Tribunal Administratif de Montreuil — Décision N° TA93-2010514

mercredi 20 juillet 2022

JuridictionTribunal Administratif de Montreuil
SectionTribunal Administratif de Montreuil
N° DossierTA93-2010514
TypeDécision
RecoursPlein contentieux
PublicationC
Formation1ère chambre
Avocat requérantLES JURISTES ASSOCIES DU NORD

Texte intégral

Vu la procédure suivante :

Par une requête enregistrée le 5 octobre 2020 et un mémoire en réplique enregistré le

11 octobre 2021, M. et Mme A, représentés par Me Vince, demandent au tribunal :

1°) de prononcer la décharge des cotisations supplémentaires d'impôt sur le revenu, de la contribution exceptionnelle sur les hauts revenus et des pénalités correspondantes, auxquelles ils ont été assujettis au titre de l'année 2012 pour un montant total de 287 726 euros, dont

216 858 euros d'impôt sur le revenu, 19 758 euros de contribution exceptionnelle sur les hauts revenus, 27 448 euros d'intérêts de retard et 23 662 euros de majorations, accompagnée du versement des intérêts moratoires prévus aux articles L. 207 et L. 208 du livre des procédures fiscales ;

2°) de mettre à la charge de l'Etat les frais non compris dans les dépens au titre de l'article L. 761-1 du code de justice administrative.
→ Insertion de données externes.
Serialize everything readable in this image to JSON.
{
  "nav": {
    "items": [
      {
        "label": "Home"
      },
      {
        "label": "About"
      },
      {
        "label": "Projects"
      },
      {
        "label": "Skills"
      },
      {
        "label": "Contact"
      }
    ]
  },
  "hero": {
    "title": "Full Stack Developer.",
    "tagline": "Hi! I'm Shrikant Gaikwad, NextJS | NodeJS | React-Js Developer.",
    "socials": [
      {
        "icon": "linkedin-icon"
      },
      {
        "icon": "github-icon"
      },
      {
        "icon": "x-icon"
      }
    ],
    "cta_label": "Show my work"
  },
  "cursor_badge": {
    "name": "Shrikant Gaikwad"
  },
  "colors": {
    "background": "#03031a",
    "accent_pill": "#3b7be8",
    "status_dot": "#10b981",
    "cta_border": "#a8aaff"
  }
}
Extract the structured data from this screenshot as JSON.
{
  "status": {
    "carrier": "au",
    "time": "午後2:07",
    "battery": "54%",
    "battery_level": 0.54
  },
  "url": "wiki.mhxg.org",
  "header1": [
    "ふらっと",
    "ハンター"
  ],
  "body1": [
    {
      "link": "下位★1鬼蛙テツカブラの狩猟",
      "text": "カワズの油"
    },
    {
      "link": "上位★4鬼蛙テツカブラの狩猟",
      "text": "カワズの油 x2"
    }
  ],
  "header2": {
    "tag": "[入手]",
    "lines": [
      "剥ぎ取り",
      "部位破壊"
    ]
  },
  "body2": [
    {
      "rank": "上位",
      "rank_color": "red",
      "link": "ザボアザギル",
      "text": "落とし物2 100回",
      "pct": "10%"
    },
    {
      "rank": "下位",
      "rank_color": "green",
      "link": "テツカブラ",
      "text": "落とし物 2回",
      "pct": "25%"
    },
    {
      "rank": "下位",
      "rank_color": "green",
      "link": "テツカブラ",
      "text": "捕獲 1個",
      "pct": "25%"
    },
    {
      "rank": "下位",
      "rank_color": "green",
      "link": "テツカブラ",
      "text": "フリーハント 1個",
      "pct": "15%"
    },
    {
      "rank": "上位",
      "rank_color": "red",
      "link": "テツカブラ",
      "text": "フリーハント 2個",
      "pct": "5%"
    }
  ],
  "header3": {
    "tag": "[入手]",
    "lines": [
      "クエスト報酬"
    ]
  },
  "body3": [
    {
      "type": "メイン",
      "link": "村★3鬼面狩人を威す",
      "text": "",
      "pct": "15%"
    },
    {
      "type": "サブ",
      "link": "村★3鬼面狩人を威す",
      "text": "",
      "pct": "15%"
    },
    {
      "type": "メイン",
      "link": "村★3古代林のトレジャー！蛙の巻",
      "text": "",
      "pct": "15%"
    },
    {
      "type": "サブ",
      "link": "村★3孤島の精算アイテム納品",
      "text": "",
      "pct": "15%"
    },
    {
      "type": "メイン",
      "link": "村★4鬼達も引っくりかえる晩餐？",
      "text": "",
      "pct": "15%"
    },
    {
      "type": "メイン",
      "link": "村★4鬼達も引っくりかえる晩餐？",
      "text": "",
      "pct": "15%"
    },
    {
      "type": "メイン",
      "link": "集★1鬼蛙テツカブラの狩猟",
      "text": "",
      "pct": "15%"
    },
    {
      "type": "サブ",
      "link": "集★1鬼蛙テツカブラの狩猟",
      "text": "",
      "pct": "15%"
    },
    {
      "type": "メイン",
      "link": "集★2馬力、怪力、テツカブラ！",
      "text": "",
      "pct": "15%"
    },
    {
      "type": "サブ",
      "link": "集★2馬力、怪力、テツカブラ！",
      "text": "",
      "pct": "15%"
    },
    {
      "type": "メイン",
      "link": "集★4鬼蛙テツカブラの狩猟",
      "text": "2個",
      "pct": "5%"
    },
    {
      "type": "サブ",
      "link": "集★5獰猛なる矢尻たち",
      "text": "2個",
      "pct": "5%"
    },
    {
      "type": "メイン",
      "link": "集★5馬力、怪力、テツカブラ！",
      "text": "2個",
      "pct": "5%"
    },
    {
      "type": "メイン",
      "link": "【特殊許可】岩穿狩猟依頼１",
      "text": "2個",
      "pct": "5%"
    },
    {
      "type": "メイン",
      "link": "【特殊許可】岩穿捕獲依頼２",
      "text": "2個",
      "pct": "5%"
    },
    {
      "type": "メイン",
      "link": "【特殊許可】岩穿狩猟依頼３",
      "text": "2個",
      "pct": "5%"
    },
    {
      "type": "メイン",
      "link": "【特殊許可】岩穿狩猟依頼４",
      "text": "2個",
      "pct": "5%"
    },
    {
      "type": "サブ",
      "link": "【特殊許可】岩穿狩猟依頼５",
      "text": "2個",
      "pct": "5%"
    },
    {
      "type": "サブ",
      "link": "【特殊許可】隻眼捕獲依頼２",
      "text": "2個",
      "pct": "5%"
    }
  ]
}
Ils soutiennent que l'indemnité transactionnelle conclue entre eux et la société ITM Entreprise, d'un montant de 1 000 000 euros, doit être regardée comme réparant dans son intégralité leur préjudice moral et est de ce fait non-imposable.

Par un mémoire en défense, enregistré le 8 juin 2021, et un mémoire en réplique enregistré le 19 octobre 2021, la direction des vérifications nationales conclut au rejet de la requête.

Elle fait valoir que les moyens soulevés par M. et Mme A ne sont pas fondés.

Par ordonnance du 4 mai 2021 la clôture d'instruction a été fixée au 18 juin 2021.

Par ordonnance du 26 août 2021, l'instruction a été rouverte et la clôture d'instruction a été fixée au 1er novembre 2021.

Par ordonnance du 14 octobre 2021, l'instruction a été rouverte et la clôture d'instruction a été fixée au 19 novembre 2021.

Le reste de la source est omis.